AOD is rare but highly morbid and often lethal. It is increasingly prevalent in the hospital setting, possibly due to improved prehospital care, advancements in surgical techniques, and modern emergency department management. There are now numerous case studies describing patient survival, sometimes with minimal or no permanent neurologic deficits. These positive outcomes have typically required surgical fixation at the CVJ to maintain stability and avoid worsening neurologic injury. AOA, a similarly rare condition, can carry its own risk of pathology at the CVJ. In patients with AOA presenting with AOD, the complex anatomy could compound the significance of injury at the CVJ and confound diagnosis. We have presented such a patient treated successfully with non-operative management, and while there is insufficient literature to standardize the treatment of AOD in patients with AOA, the results of this case suggest the potential for healing in patients who are treated with nonoperative management who have purely osseous injuries and no displacement. Regardless of management strategy, we suggest a high index of suspicion in patients with high-energy trauma, and the clinician should not be fooled by the deceptive appearance of AOD in patients with AOA should such a patient present to the emergency department.
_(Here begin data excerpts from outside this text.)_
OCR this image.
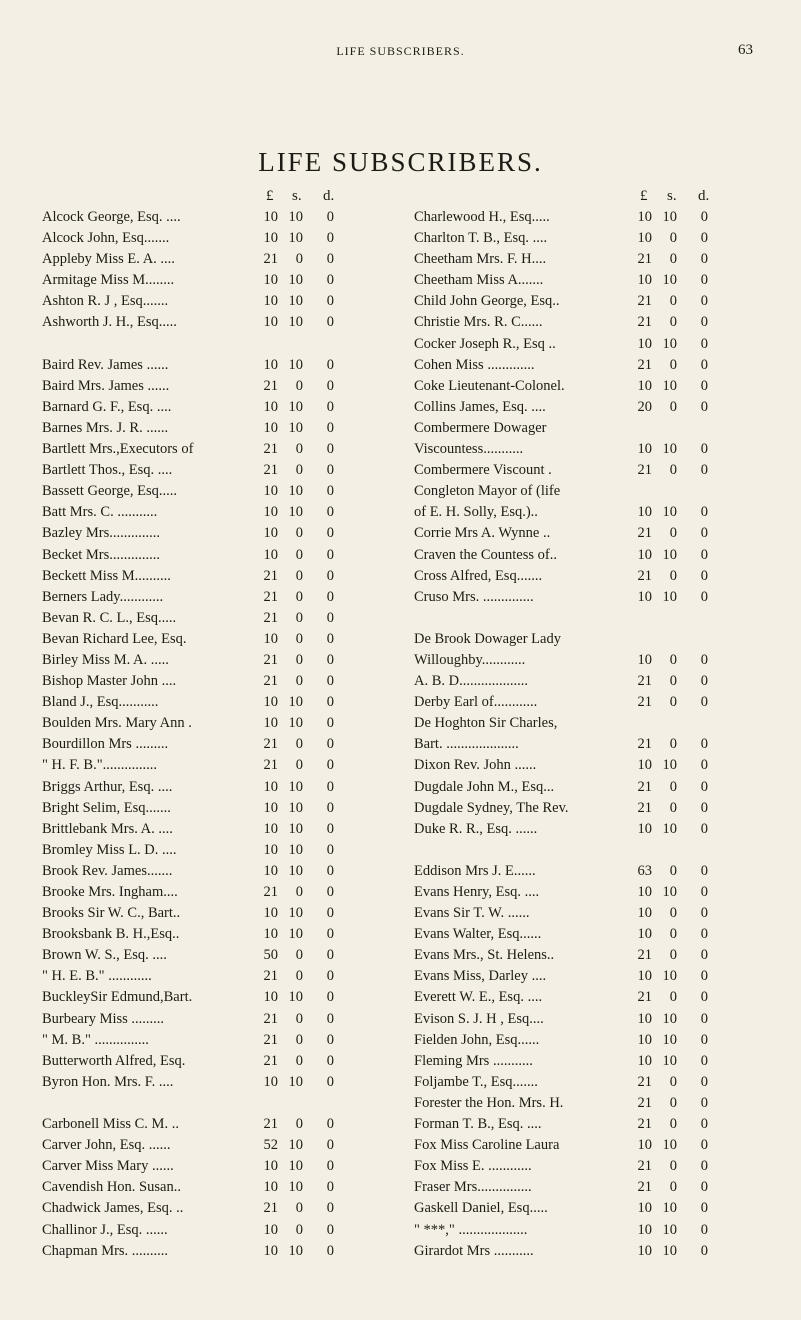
LIFE SUBSCRIBERS.	63
LIFE SUBSCRIBERS.
£ s. d.
Alcock George, Esq. ....	10 10	0
Alcock John, Esq.......	10 10	0
Appleby Miss E. A. ....	21	0	0
Armitage Miss M........	10 10	0
Ashton R. J , Esq.......	10 10	0
Ashworth J. H., Esq.....	10 10	0
Baird Rev. James ......	10 10	0
Baird Mrs. James ......	21	0	0
Barnard G. F., Esq. ....	10 10	0
Barnes Mrs. J. R. ......	10 10	0
Bartlett Mrs.,Executors of	21	0	0
Bartlett Thos., Esq. ....	21	0	0
Bassett George, Esq.....	10 10	0
Batt Mrs. C. ...........	10 10	0
Bazley Mrs..............	10	0	0
Becket Mrs..............	10	0	0
Beckett Miss M..........	21	0	0
Berners Lady............	21	0	0
Bevan R. C. L., Esq.....	21	0	0
Bevan Richard Lee, Esq.	10	0	0
Birley Miss M. A. .....	21	0	0
Bishop Master John ....	21	0	0
Bland J., Esq...........	10 10	0
Boulden Mrs. Mary Ann .	10 10	0
Bourdillon Mrs .........	21	0	0
" H. F. B."...............	21	0	0
Briggs Arthur, Esq. ....	10 10	0
Bright Selim, Esq.......	10 10	0
Brittlebank Mrs. A. ....	10 10	0
Bromley Miss L. D. ....	10 10	0
Brook Rev. James.......	10 10	0
Brooke Mrs. Ingham....	21	0	0
Brooks Sir W. C., Bart..	10 10	0
Brooksbank B. H.,Esq..	10 10	0
Brown W. S., Esq. ....	50	0	0
" H. E. B." ............	21	0	0
BuckleySir Edmund,Bart.	10 10	0
Burbeary Miss .........	21	0	0
" M. B." ...............	21	0	0
Butterworth Alfred, Esq.	21	0	0
Byron Hon. Mrs. F. ....	10 10	0
Carbonell Miss C. M. ..	21	0	0
Carver John, Esq. ......	52 10	0
Carver Miss Mary ......	10 10	0
Cavendish Hon. Susan..	10 10	0
Chadwick James, Esq. ..	21	0	0
Challinor J., Esq. ......	10	0	0
Chapman Mrs. ..........	10 10	0
£ s. d.
Charlewood H., Esq.....	10 10	0
Charlton T. B., Esq. ....	10	0	0
Cheetham Mrs. F. H....	21	0	0
Cheetham Miss A.......	10 10	0
Child John George, Esq..	21	0	0
Christie Mrs. R. C......	21	0	0
Cocker Joseph R., Esq ..	10 10	0
Cohen Miss .............	21	0	0
Coke Lieutenant-Colonel.	10 10	0
Collins James, Esq. ....	20	0	0
Combermere Dowager
Viscountess...........	10 10	0
Combermere Viscount .	21	0	0
Congleton Mayor of (life
of E. H. Solly, Esq.)..	10 10	0
Corrie Mrs A. Wynne ..	21	0	0
Craven the Countess of..	10 10	0
Cross Alfred, Esq.......	21	0	0
Cruso Mrs. ..............	10 10	0
De Brook Dowager Lady
Willoughby............	10	0	0
A. B. D...................	21	0	0
Derby Earl of............	21	0	0
De Hoghton Sir Charles,
Bart. ....................	21	0	0
Dixon Rev. John ......	10 10	0
Dugdale John M., Esq...	21	0	0
Dugdale Sydney, The Rev.	21	0	0
Duke R. R., Esq. ......	10 10	0
Eddison Mrs J. E......	63	0	0
Evans Henry, Esq. ....	10 10	0
Evans Sir T. W. ......	10	0	0
Evans Walter, Esq......	10	0	0
Evans Mrs., St. Helens..	21	0	0
Evans Miss, Darley ....	10 10	0
Everett W. E., Esq. ....	21	0	0
Evison S. J. H , Esq....	10 10	0
Fielden John, Esq......	10 10	0
Fleming Mrs ...........	10 10	0
Foljambe T., Esq.......	21	0	0
Forester the Hon. Mrs. H.	21	0	0
Forman T. B., Esq. ....	21	0	0
Fox Miss Caroline Laura	10 10	0
Fox Miss E. ............	21	0	0
Fraser Mrs...............	21	0	0
Gaskell Daniel, Esq.....	10 10	0
" ***," ...................	10 10	0
Girardot Mrs ...........	10 10	0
Declaration of patient consent

Patient’s consent not required as patient’s identity is not disclosed or compromised.

Financial support and sponsorship

Nil.

Conflicts of interest

The view(s) expressed herein are those of the author(s) and do not reflect the official policy or position of Brooke Army Medical Center, the U.S. Army Medical Department, the U.S. Army Office of the Surgeon General, the Department of the Army, the Department of the Air Force and Department of Defense, or the U.S. Government.